Monday, August 29, 2016

The Curious Charms of Arthur Pepper by Phaedra Patrick

Sometimes you just need to read a book that is light, charming, and delightful. These were fitting adjectives to describe The Curious Charms of Arthur Pepper,  Patrick's debut novel.

As the novel begins, Arthur, a widower for a year, decides to begin cleaning out his deceased wife's closet. In the process he discovers, in the toe of a boot  a gold charm bracelet. Arthur can't ever remember Miriam wearing it. There are 8 charms on the bracelet and he is curious as to their significance. The first charm that intrigues Arthur is a small tiger that happens to have a phone number on the back. Reaching down for the courage to call the number, he finally musters it and places the call to all places, India. There he reaches a Rajesh Mehra whose nanny was Miriam. And so Arthur's journey begins.

He follows leads for all the charms that take him to Paris, London, a manor outside Bath and a college in Scarborough. The charms reveal a part of Miriam's life of which Arthur was not aware. He begins to wonder whether he really knew his wife. Was she happy with him? Did she really love him. The charms also lead Arthur to really change his life. He has been a virtual recluse since his wife's death, but on a quest for knowledge brings him out in the world. He is befriended by a neighbor, Bernadette, who brings him pies and encourages him to leave his house. She is a catalyst for his being able to start to get on with his life.

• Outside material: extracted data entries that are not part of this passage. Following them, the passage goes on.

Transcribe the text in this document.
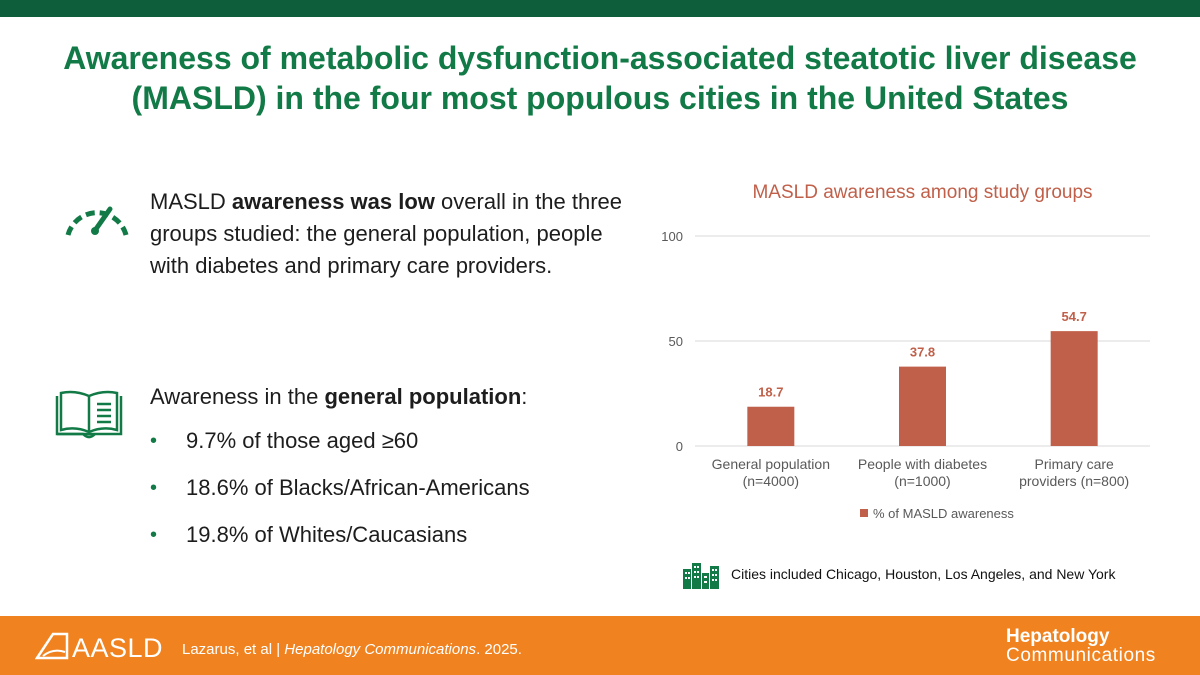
Awareness of metabolic dysfunction-associated steatotic liver disease (MASLD) in the four most populous cities in the United States
MASLD awareness was low overall in the three groups studied: the general population, people with diabetes and primary care providers.
Awareness in the general population:
• 9.7% of those aged ≥60
• 18.6% of Blacks/African-Americans
• 19.8% of Whites/Caucasians
MASLD awareness among study groups
0
50
100
18.7
General population
(n=4000)
37.8
People with diabetes
(n=1000)
54.7
Primary care
providers (n=800)
% of MASLD awareness
Cities included Chicago, Houston, Los Angeles, and New York
AASLD Lazarus, et al | Hepatology Communications. 2025.
Hepatology
Communications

In a secondary plot line is Arthur's relationship with his children. Lucy, who has emotional problems of her own, and Dan, the son who moved to Australia, are, for the most part, absent from his life. They did not even come to their mother's funeral. As Arthur tries to rekindle a relationship with them, he again learns more about his wife and himself. The ending is quite poignant and I will admit to a bit of a sniffle. 

The Curious Charms of Arthur Pepper reminds me a lot of 13 Little Blue Envelopes by Maureen Johnson. A series of items left to the protagonist to a different place that has meaning to that person. As Ginny and Arthur try to piece together that meaning they discover more about themselves as well as their benefactor. Patrick's book is a fun read. There is humor, a bit of sadness, some suspense, and a dark revelation. It's a fast read and a good end of the summer pool or beach book.

Friday, August 19, 2016

Eddie's Bastard by William Kowalski

It really is true that belonging to book club can expand your reading vista. Whether browsing or searching, I probably would never have chosen this debut novel by William Kowalski. There were even some of us who tried to hide the title as we were reading. Eddie's Bastard  is a saga of a family, the Manns, and, as such, the reader is privy to all those ups and downs and secrets that are a part of family history.

A baby is left in a basket on the doorstep of an farmhouse in 1970. An older man discovers the little boy and by looking at the infant's eyes, knows immediately that the child is a member of his family. He names the boy William Amos Mann, or Billy for short. A a genealogist, it would have been helpful to have a pedigree chart for all the family members whose stories are drawn into the novel. Central to the story, also, is the grandfather, Thomas Mann, Jr.'s, diary from World War  II and his being shot down by a Japanese pilot. But then there is the introduction of another Mann who fought in the Civil War. At times it becomes confusing and takes a bit of perseverance. 

Billy is home-schooled by his grandfather and the two lead a virtually eremitical life, living on fried bologna sandwiches. (This actually created a craving and a trip to the grocery store to get the fixin's for the same.) Thomas was an alcoholic and Billy learned to cope with being very much on his own as he grew up.

Billy's world expands to include other towns people in the small town of Mannsville, not too far from Buffalo and Erie. There is the Annie Simpson whom he loves, but who has a horrific secret that she keeps, Elsie, the prostitute who shows Billy the ways of the world, and Dr. Connor, who knows everything about everyone in the town. It is through the characters that Billy's life is shaped. 

Although I found the book a bit slow in the beginning, I began to appreciate the writing, situations, and the character development. It was hilarious when the ostrich adventure recurs, and sad when the Simpsons were center stage. Throughout it all, it is really the story of a young boy and then young man who is on a quest to discover who he really is and from where he comes. This search drives him to the very end of the novel and leads the reader to think that there will be something more to Billy's life story. And there is, the sequel, Somewhere South of Here.  A good and satisfying read.